The Council on Affordable Housing, a state agency responsible for determining and enforcing municipalities’ affordable-housing mandates, has been mired in bureaucratic problems and legal challenges since 1999. Last year, the state Supreme Court stripped the agency of its powers after determining it failed to enforce affordable-housing requirements.

The southern shore town of Barnegat has asked the court to rule that municipalities aren’t liable for the affordable-housing requirements that accrued during the past 16 years. Holding towns and cities responsible for those mandates would improperly dilute the municipalities’ local zoning powers, said Jeffrey Surenian, an attorney for Barnegat.

“If the numbers are so high that every site has to be zoned for affordable housing, that is a huge infringement on how the municipality is ultimately developed,” Mr. Surenian said. “You could have sites that are developed at densities 10 times greater than they were originally planned for.”

Municipalities shouldn’t be held responsible for the government’s dysfunction, Mr. Surenian said.

On the other side, affordable-housing advocates have argued that ignoring the need that went unmet from 1999 through 2015 would unfairly deprive low-income residents of affordable housing. Kevin Walsh, executive director of Fair Share Housing Center, an advocacy group that promotes affordable housing, said the municipalities have a constitutional obligation to ensure housing for low-income residents.

“You can’t just provide housing for the CEOs, you have to provide housing for the people pushing the brooms,” Mr. Walsh said. “If a town is going to allow for mansions, it also has to allow for starter homes and apartments.”

Developers seeking to build in New Jersey, the country’s most densely populated state, are closely following the case in the hopes that the ruling will pave the way for multifamily projects in towns that have historically resisted those projects.

If towns and cities are ultimately held responsible for affordable-housing obligations dating back to 1999, the scope of those obligations remains unclear.

Fair Share Housing Center has calculated that municipalities across the state could be liable for more than 100,000 affordable-housing units. Mr. Surenian called that number “patently unrealistic” and said the municipalities’ so-called gap-period obligation would be closer to 37,000 units.

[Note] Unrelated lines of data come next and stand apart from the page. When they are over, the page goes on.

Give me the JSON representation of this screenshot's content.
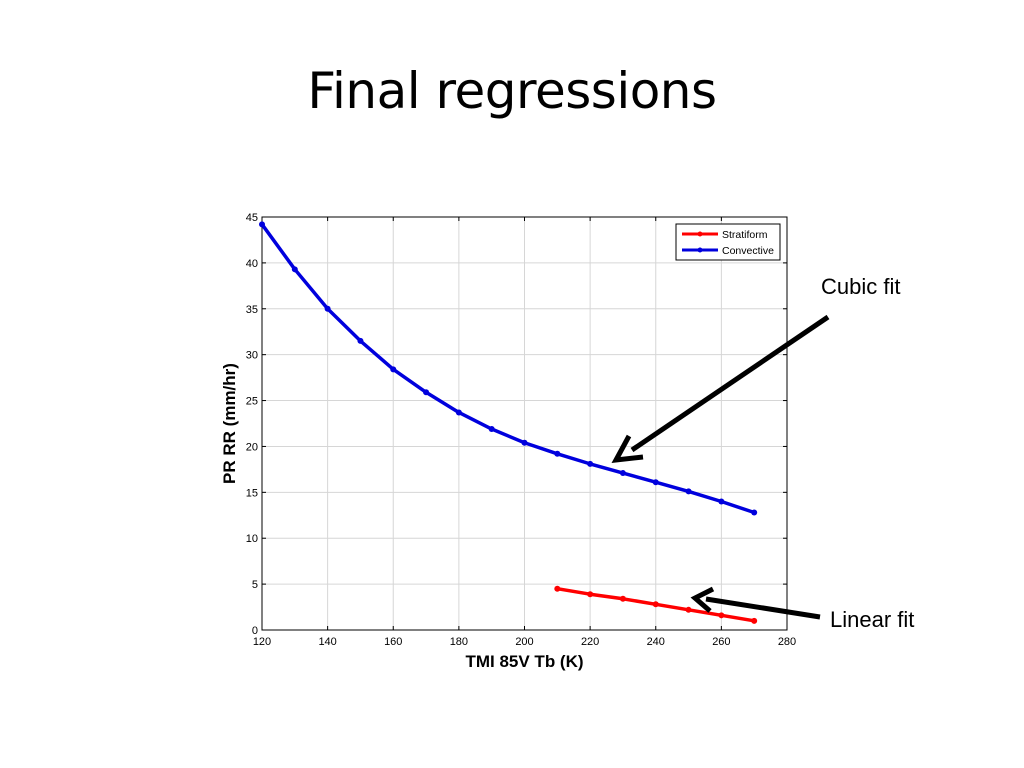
{
  "slide": {
    "title": "Final regressions"
  },
  "annotations": {
    "cubic": "Cubic fit",
    "linear": "Linear fit"
  },
  "chart_data": {
    "type": "line",
    "xlabel": "TMI 85V Tb (K)",
    "ylabel": "PR RR (mm/hr)",
    "xlim": [
      120,
      280
    ],
    "ylim": [
      0,
      45
    ],
    "xticks": [
      120,
      140,
      160,
      180,
      200,
      220,
      240,
      260,
      280
    ],
    "yticks": [
      0,
      5,
      10,
      15,
      20,
      25,
      30,
      35,
      40,
      45
    ],
    "grid": true,
    "legend_position": "top-right",
    "series": [
      {
        "name": "Stratiform",
        "color": "#ff0000",
        "x": [
          210,
          220,
          230,
          240,
          250,
          260,
          270
        ],
        "y": [
          4.5,
          3.9,
          3.4,
          2.8,
          2.2,
          1.6,
          1.0
        ]
      },
      {
        "name": "Convective",
        "color": "#0000dd",
        "x": [
          120,
          130,
          140,
          150,
          160,
          170,
          180,
          190,
          200,
          210,
          220,
          230,
          240,
          250,
          260,
          270
        ],
        "y": [
          44.2,
          39.3,
          35.0,
          31.5,
          28.4,
          25.9,
          23.7,
          21.9,
          20.4,
          19.2,
          18.1,
          17.1,
          16.1,
          15.1,
          14.0,
          12.8
        ]
      }
    ]
  }
}
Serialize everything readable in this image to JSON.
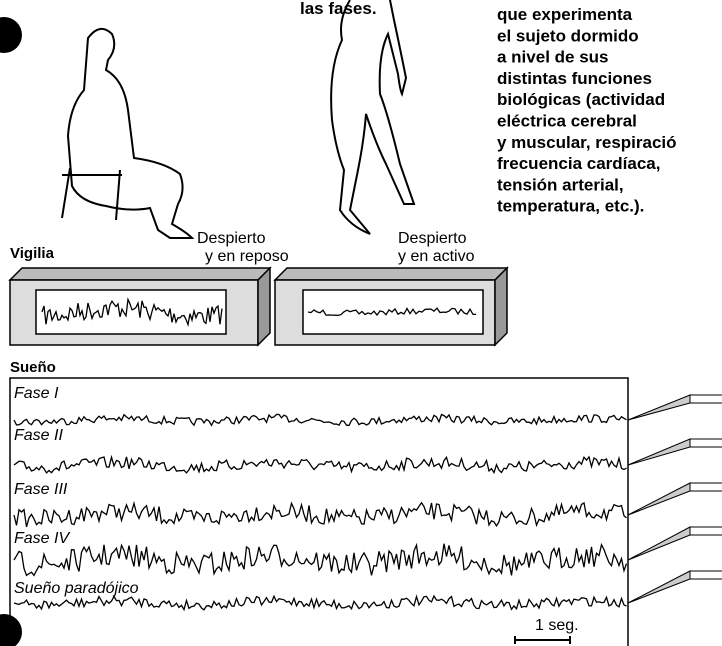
{
  "header": {
    "caption": "las fases."
  },
  "text_column": {
    "lines": [
      "que experimenta",
      "el sujeto dormido",
      "a nivel de sus",
      "distintas funciones",
      "biológicas (actividad",
      "eléctrica cerebral",
      "y muscular, respiració",
      "frecuencia cardíaca,",
      "tensión arterial,",
      "temperatura, etc.)."
    ]
  },
  "wakefulness": {
    "label": "Vigilia",
    "states": [
      {
        "line1": "Despierto",
        "line2": "y en reposo"
      },
      {
        "line1": "Despierto",
        "line2": "y en activo"
      }
    ]
  },
  "sleep": {
    "label": "Sueño",
    "phases": [
      "Fase I",
      "Fase II",
      "Fase III",
      "Fase IV",
      "Sueño paradójico"
    ],
    "scale": "1 seg."
  }
}
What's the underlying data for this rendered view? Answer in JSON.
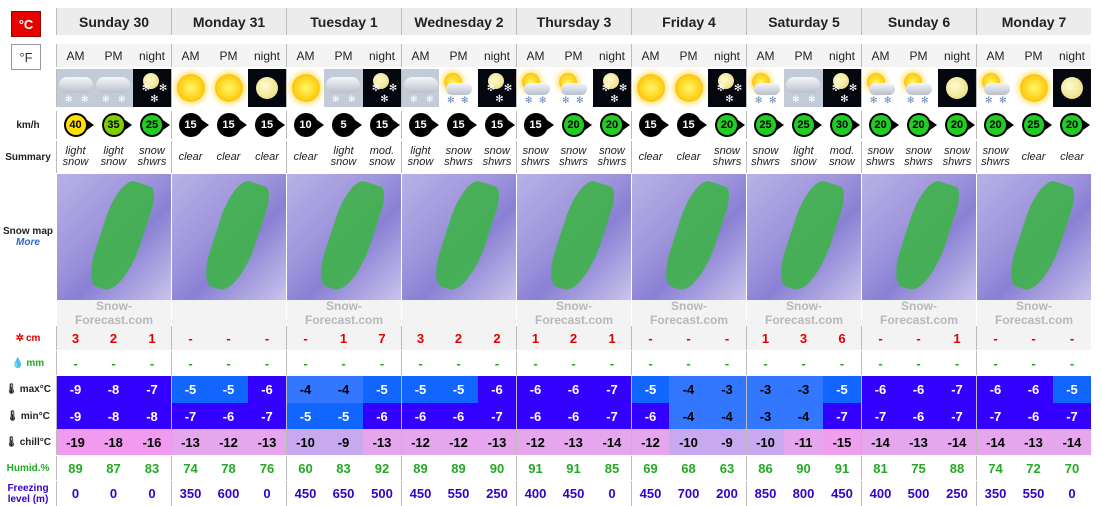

In Randolph, a town in Morris County in northern New Jersey, four developers have filed court motions alleging the town isn’t meeting its constitutionally required affordable-housing mandate.

One of those developers, Canoe Brook Management, is trying to build a $40 million luxury-apartment development with 15% of the units set aside for affordable housing.

Darren Carney, Randolph’s planning administrator, said the town’s own analysis shows it has already satisfied its affordable-housing requirements through 2025.

“Randolph has constructed affordable housing and it always has in the past met prior obligations,” he said. “At the end of the day, our housing plan says we don’t need any more affordable-housing units.”

But if the developer can show that Randolph hasn’t zoned for an adequate amount of affordable housing, which the developer seeks to provide, it stands a better chance of securing the necessary zoning approvals for its project, said Devra Goldberg, a partner at Canoe Brook.

“Our project would be a great way for them to provide some of their affordable-housing obligation,” Ms. Goldberg said.

Fair Share Housing Center, which intervened in the Canoe Brook case, filed court papers claiming Randolph needs to zone for 1,447 additional affordable-housing units to meet government requirements.

The discrepancy between the two sides’ affordable housing calculations stems in part from the disagreement over whether Randolph is responsible for gap-period obligations.

If the appellate panel rules that Barnegat is responsible for the gap-period obligation, Randolph and other municipalities could be forced to approve zoning applications they otherwise wouldn’t to meet their affordable-housing mandates.

A consortium of 288 municipalities filed court documents supporting Barnegat in the appellate-court case. Mr. Surenian said he expects whichever side loses to appeal the ruling to the state Supreme Court.